Dans une première décision rendue par la Commission européenne (2 juin 2025, C/2025/4690, aff. Delivery Hero / Glovo), deux entreprises du secteur des services de livraison ont pour la première fois été sanctionnées au regard du droit des ententes pour avoir conclu un accord de non-débauchage réciproque. En l’espèce, l’accord interdisait tout recrutement actif de salariés de l’autre partie et s’accompagnait d’échanges d’informations sensibles, le tout facilité par des participations au capital social croisées et minoritaires. Insistant sur la nécessité d’un marché du travail ouvert à la concurrence dont la mobilité des salariés est, pour elle, une condition essentielle, la Commission Européenne considère que de tels accords constituent une entente « par objet » au sens de l’article 101 TFUE, sans avoir à démontrer d’effets concrets sur le marché.
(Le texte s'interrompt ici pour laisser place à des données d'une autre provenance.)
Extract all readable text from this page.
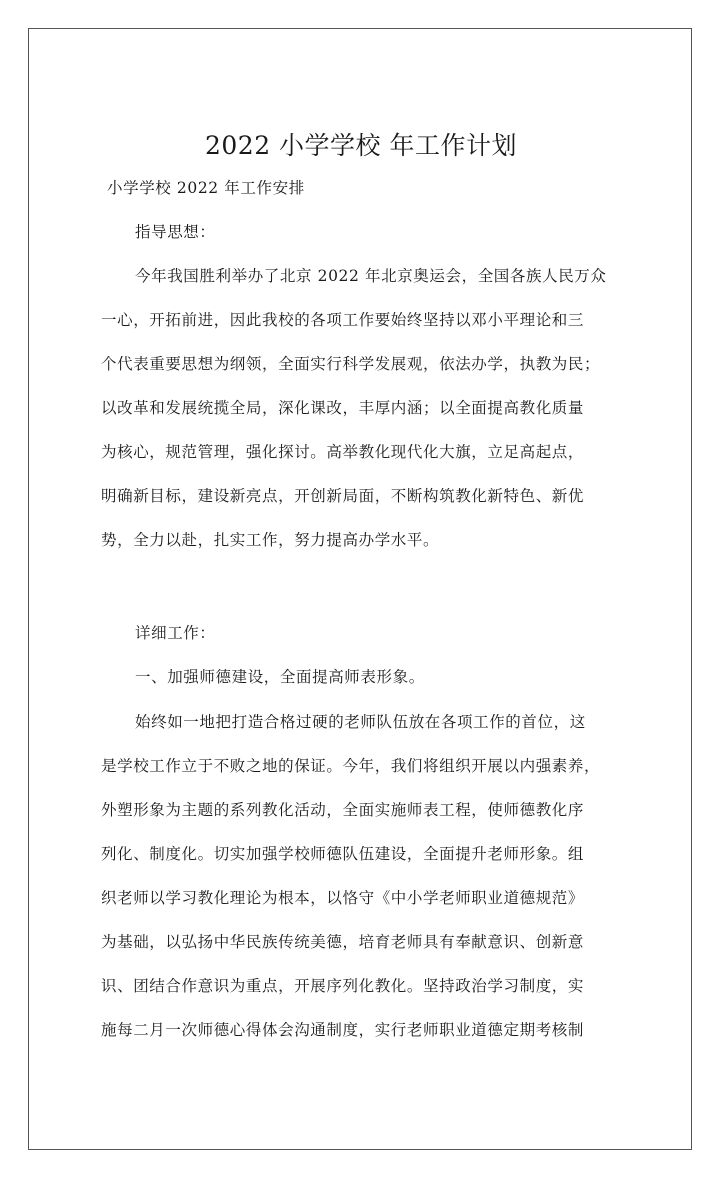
2022 小学学校 年工作计划
小学学校 2022 年工作安排
指导思想：
今年我国胜利举办了北京 2022 年北京奥运会，全国各族人民万众
一心，开拓前进，因此我校的各项工作要始终坚持以邓小平理论和三
个代表重要思想为纲领，全面实行科学发展观，依法办学，执教为民；
以改革和发展统揽全局，深化课改，丰厚内涵；以全面提高教化质量
为核心，规范管理，强化探讨。高举教化现代化大旗，立足高起点，
明确新目标，建设新亮点，开创新局面，不断构筑教化新特色、新优
势，全力以赴，扎实工作，努力提高办学水平。
详细工作：
一、加强师德建设，全面提高师表形象。
始终如一地把打造合格过硬的老师队伍放在各项工作的首位，这
是学校工作立于不败之地的保证。今年，我们将组织开展以内强素养，
外塑形象为主题的系列教化活动，全面实施师表工程，使师德教化序
列化、制度化。切实加强学校师德队伍建设，全面提升老师形象。组
织老师以学习教化理论为根本，以恪守《中小学老师职业道德规范》
为基础，以弘扬中华民族传统美德，培育老师具有奉献意识、创新意
识、团结合作意识为重点，开展序列化教化。坚持政治学习制度，实
施每二月一次师德心得体会沟通制度，实行老师职业道德定期考核制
Dans une seconde décision rendue à peine 9 jours après celle de la Commission Européenne, l’Autorité de la concurrence française adopte une position similaire (11 juin 2025, décision 25-D-03, aff. Randstad) en sanctionnant plusieurs entreprises dans les secteurs du conseil en ingénierie et des services informatiques pour des accords de non-débauchage conclus lors de la cession d’activités ou de négociations commerciales, rappelant que ces pratiques sont assimilées à des ententes anticoncurrentielles par objet (article L. 420-1 du code de commerce et l’article 101 Traité Fondateur de l’Union européenne (TFUE)). L’Autorité a précisé que ce type d’accords porte directement atteinte à la concurrence sur le marché du travail, en limitant la liberté de circulation des salariés et en restreignant les opportunités d’embauche.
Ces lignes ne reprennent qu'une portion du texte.